In the first section, the memorandum states that the statute requires specific intent (the convention only requires general intent, but the "specific intent" language is found in the U.S. ratification reservation), and in citing case law, precedent states that specific intent means that "the infliction of [severe] pain must be the defendant's precise objective" and reminds the reader that "general intent" requires only actions that would be reasonably likely to result in a violation of the statute.[9]The article concludes that, "even if the defendant knows that severe pain will result from his actions, if causing such harm is not his objective, he lacks the requisite specific intent". It suggests that a jury would likely act contrary to law (out of misunderstanding) by finding such an individual guilty regardless.
In the second section, the memo admits difficulty in finding any clear definition for the "severe pain or suffering" required by the torture statute (which is also required by the UN Convention).

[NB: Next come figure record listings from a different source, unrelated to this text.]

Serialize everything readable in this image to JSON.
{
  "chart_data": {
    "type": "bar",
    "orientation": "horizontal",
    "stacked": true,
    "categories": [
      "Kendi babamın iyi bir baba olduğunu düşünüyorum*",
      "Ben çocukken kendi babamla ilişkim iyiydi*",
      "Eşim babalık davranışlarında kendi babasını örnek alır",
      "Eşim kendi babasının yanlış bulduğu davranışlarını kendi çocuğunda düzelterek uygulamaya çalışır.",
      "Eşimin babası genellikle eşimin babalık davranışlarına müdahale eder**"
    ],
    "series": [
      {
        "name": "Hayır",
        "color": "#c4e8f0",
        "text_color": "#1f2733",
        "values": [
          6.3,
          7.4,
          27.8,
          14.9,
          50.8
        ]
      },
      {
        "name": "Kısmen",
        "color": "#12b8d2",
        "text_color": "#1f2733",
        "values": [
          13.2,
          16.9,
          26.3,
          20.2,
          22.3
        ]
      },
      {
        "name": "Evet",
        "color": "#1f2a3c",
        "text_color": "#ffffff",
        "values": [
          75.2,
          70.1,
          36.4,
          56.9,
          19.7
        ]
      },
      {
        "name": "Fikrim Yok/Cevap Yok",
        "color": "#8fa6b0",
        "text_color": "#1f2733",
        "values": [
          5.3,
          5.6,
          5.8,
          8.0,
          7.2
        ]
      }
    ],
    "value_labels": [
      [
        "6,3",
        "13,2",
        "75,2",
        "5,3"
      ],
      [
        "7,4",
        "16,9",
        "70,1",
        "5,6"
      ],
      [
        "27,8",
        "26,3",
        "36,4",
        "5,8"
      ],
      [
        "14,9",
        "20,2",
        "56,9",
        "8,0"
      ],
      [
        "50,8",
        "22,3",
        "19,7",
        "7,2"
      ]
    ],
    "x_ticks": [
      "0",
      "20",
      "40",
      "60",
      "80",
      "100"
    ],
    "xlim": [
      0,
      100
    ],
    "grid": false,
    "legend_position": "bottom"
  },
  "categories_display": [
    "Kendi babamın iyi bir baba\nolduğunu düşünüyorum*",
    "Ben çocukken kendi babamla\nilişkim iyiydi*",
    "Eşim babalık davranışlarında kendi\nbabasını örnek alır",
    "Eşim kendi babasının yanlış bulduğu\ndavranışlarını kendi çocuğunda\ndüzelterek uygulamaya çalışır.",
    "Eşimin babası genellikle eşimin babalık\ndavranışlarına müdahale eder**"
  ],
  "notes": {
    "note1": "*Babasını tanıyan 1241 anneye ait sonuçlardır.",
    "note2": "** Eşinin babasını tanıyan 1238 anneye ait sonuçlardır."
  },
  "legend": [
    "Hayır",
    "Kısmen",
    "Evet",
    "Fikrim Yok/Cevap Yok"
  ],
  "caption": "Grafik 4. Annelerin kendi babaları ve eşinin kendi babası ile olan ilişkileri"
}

After examining the definition provided in various dictionaries, it concludes that "pain" is synonymous with "suffering" ("it is difficult to conceive of such suffering that would not involve severe physical pain"), and, selecting among the many definitions, the memo proposes that severe pain must be difficult to endure (some definitions quoted in the memo define severe pain as "inflicting discomfort"). In searching for a reference to the term in other U.S. statutes and law, it quotes from a health care law that defines "emergency condition", but merely mentions "severe pain" in passing. That statutory subsection, 8 U.S.C. section 1395w-22(d)(3)(B), defines an emergency condition as a condition "manifesting itself by acute symptoms of sufficient severity (including severe pain) such that [one] ... could reasonably expect the absence of immediate medical attention to result in placing the health of the individual ... in serious jeopardy, serious impairment to bodily functions, or serious dysfunction of any bodily organ or part".
The memorandum concludes with a narrow definition of torture, that its "severe pain" must necessarily be pain associated with "death, organ failure, or serious impairment of body functions". It also states that the statute requires "prolonged mental harm" to accompany mental or physical pain, and that "prolonged" means a duration of months or years.